Please perform this quick test:
I would be interested to know whether post-processing is carried out at 192kHz as with my M33. You would simply have to activate Dirac Live and perform a frequency response measurement up to 100kHz.
 
The white paper, which I regard as a bit of a joke to be honest - I commented somewhere on it - states that QRONO d2a is a filter set. The filters described in the paper are not guaranteed to be representative of what you get. Remember that MQA also had/has a filter set: it was just that 99.9% of MQA files used just the one. @mansr posted on that, IIRC. You may be right: the white paper looked like a poorly edited version of a description of old MQA in parts. And remember, their "new information" came from 2010.

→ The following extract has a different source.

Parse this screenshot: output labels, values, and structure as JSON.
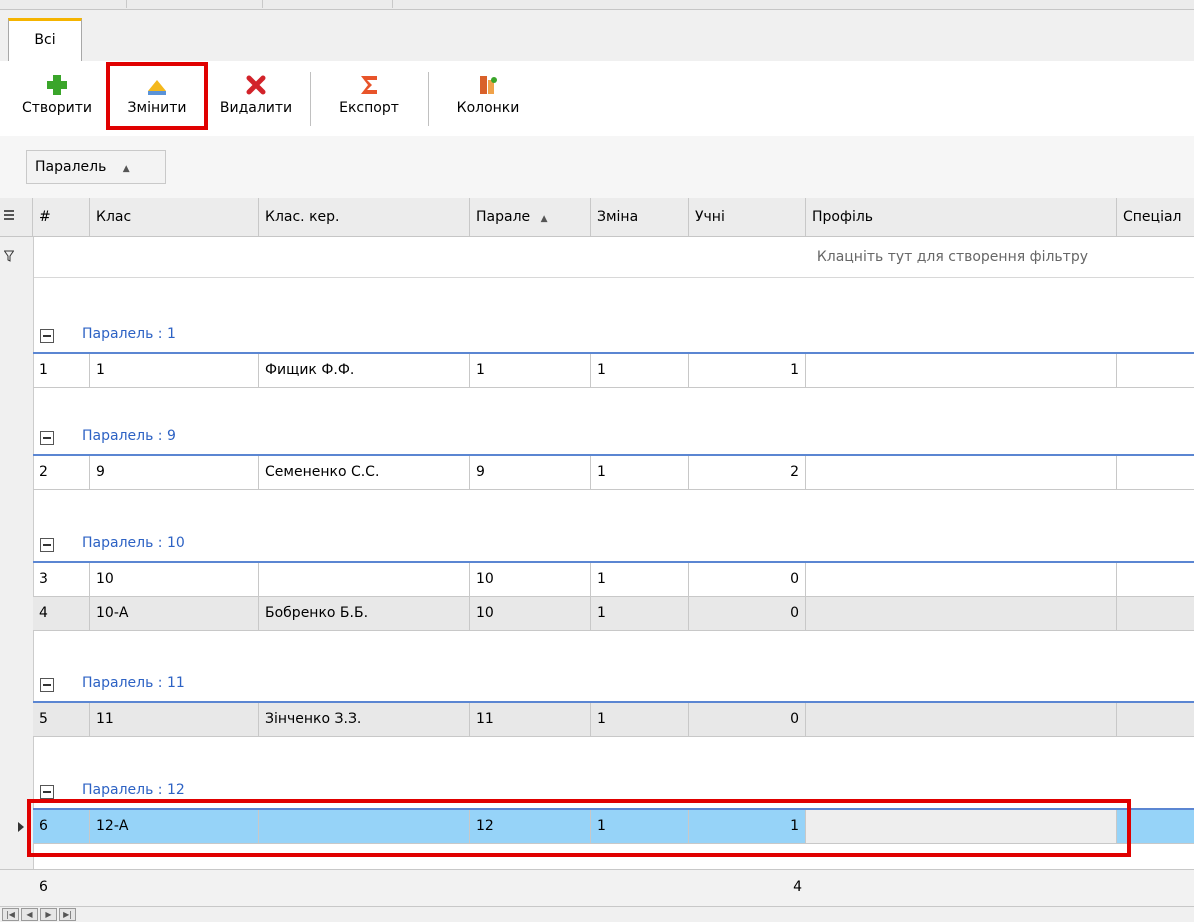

I note that the update refers to QRONO as a codec. This may be the QRONO dsd bit, but also may be an indication that other processing is going on than just a filter. The white paper refers quite specifically to the MQA triangle where high frequency content was cut in MQA - remember a couple of GoldenSound's tests that didn't work because he hadn't realised that? - so, is QRONO also throwing away that information? Without proper reverse engineering of the codec, we don't actually know what is going on.

That's why I'm recommending caution here with buying a QRONO enabled device - it's possible that there may be a surprise when we do know what it's doing. Amd it's one thing to sell a device and advertise it with QRONO, and another to update older devices with a supposedly very different playback method, without it being defeatable on those older devices - or at least optional. It may be impossible to avoid that firmware update - I don't know as I don't own any of the devices concerned.

I know I was annoyed when our Samsung TV got a new half-working interface dumped on it, and that didn't change its actual performance as a display.
Except that the ringing does not happen with music, only with the test signals used to characterise filters ? So what are they suggesting that this solves ? Are they solving a non problem and replacing it with a real problem?

Edit : I think I replied to the wrong post
 
With a 192kHz ADC ?
You can also use a test signal up to 60kHz for analog in, optical in and USB in to answer my initial question of post-processing.